Ideally the onsite installation comprises a modern, modular design that can deliver great power efficiency, as well as other benefits, including high availability and scalability. However, in reality many sites have older legacy systems – and these are where the energy reduction opportunities can mainly be found.
Transformerless vs legacy systems
Energy savings arise firstly from a move to modern, transformerless technology made possible by advances in power semiconductor technology and the advent of insulated gate bipolar transistor (IGBT) devices. The technology is more efficient than the earlier, transformerbased designs, with an overall improvement in efficiency
across the load spectrum of about 5%. This yields substantial reductions in heat losses and energy running costs.
Transformerless systems also bring the input power factor closer to unity, with less load dependence. Input current magnitude is decreased, with associated reductions in
switchgear and cable sizing. In some cases, electricity running costs are also reduced.
Legacy systems are often operated below their optimum efficiency because they are not easily scalable. This lack of scalability means that, until recently, many systems were significantly oversized, to allow for the prevailing load and any expected future growth. The graph in Figure 1 demonstrates this by showing an expected load profile that starts at 35% of the data centre capacity, with a projected growth to 90% of capacity over 10 years. The same graph also reveals that a UPS sized for 100% data
centre capacity was installed, yet in reality the load only ever reached 35%; accordingly, the UPS remained significantly underloaded, seriously impacting its efficiency over its lifespan.
A legacy UPS has a maximum efficiency of about 93% when fully-loaded, dropping to about 90% at 50% loading, and even less at the levels shown in the graph. By contrast, the graph in Figure 2 shows how a modern, modular transformerless UPS can be applied to the same load and expected growth rate.

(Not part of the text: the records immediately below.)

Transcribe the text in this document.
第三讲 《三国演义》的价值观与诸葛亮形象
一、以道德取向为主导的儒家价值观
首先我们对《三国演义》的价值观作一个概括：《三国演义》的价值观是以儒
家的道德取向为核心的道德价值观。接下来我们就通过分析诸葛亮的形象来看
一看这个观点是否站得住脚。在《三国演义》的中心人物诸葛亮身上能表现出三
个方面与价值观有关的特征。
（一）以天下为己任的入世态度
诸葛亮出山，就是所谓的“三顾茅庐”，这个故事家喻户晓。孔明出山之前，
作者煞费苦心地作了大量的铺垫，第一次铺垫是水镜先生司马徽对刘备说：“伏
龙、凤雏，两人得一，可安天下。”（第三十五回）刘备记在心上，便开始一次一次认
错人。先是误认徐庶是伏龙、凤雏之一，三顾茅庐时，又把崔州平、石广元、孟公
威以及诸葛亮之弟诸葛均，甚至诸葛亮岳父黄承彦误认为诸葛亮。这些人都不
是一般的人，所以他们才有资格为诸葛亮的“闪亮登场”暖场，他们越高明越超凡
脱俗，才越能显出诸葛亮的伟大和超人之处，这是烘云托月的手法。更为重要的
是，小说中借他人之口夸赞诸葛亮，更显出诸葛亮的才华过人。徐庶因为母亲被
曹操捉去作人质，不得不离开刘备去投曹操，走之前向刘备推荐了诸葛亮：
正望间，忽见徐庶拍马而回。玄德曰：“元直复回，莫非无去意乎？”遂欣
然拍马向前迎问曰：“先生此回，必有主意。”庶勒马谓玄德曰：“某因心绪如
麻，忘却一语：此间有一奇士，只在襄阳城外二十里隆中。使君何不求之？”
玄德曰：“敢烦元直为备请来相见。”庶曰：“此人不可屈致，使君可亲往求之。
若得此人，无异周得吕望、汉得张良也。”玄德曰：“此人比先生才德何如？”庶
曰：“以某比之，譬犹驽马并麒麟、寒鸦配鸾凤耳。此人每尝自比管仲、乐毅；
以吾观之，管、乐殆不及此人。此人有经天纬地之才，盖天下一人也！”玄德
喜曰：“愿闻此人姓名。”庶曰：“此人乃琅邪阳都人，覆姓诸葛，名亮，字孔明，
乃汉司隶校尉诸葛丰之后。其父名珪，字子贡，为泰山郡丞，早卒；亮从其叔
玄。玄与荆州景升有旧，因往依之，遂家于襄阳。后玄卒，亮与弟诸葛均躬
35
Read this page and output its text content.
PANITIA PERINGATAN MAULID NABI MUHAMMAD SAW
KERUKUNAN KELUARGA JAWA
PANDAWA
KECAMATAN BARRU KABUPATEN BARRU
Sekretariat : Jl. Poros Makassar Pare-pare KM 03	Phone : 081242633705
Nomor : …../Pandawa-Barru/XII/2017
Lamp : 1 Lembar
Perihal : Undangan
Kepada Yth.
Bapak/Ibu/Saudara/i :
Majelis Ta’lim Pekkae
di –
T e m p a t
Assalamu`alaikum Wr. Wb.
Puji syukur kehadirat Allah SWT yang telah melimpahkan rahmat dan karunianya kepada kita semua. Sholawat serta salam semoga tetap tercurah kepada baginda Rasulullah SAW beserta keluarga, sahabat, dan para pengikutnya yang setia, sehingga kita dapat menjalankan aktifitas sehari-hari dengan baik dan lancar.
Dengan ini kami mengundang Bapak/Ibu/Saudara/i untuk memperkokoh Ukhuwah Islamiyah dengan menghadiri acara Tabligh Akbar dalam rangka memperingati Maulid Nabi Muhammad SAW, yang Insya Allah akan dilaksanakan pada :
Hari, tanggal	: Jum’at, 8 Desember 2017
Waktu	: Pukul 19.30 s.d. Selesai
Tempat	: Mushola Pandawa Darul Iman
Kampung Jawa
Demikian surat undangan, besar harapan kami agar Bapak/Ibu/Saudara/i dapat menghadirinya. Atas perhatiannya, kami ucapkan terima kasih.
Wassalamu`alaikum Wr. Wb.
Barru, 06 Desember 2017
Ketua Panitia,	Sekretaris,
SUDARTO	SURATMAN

The UPS capacity originally provided needs only to exceed the actual load slightly, because it can be increased so easily, and incrementally, as and when the load grows.
Boosting UPS efficiency to 99% by operating it in eco-mode is also possible. However, this mode carries risk as well as improved efficiency, so it should only be used after
careful consideration of the critical load and site conditions. In eco-mode, power flows directly from the raw mains to the load, bypassing the protection and filtering
provided by the UPS rectifier and inverter components. Additionally, the UPS must recognise any mains problem or failure, and switch the load to inverter to assure ongoing, clean power from the battery.
Therefore, eco-mode is a viable option only if two conditions are met:
- The load is resilient to any disturbance that could reasonably be expected from the incoming mains.
- The load can ride through the time taken for the UPS to detect a problem and transfer to inverter accordingly.
Ultimately, the question is whether the 2 or 3% improvement in efficiency is worth the increased risk to the critical load.
Data centre operators, which are under pressure to improve energy efficiency, may benefit from reviewing their UPS installations. It could offer opportunities for energy saving, especially if systems are based on older technologies.
Additionally, the flat efficiency/load curves offered by modern UPS systems mean that they can be deployed in redundancy mode for greater resilience, while possibly improving rather than sacrificing efficiency.
UPS systems can be run in eco-mode to further improve efficiency, but the decision to use this option depends very much on the nature of the load supported by the UPS.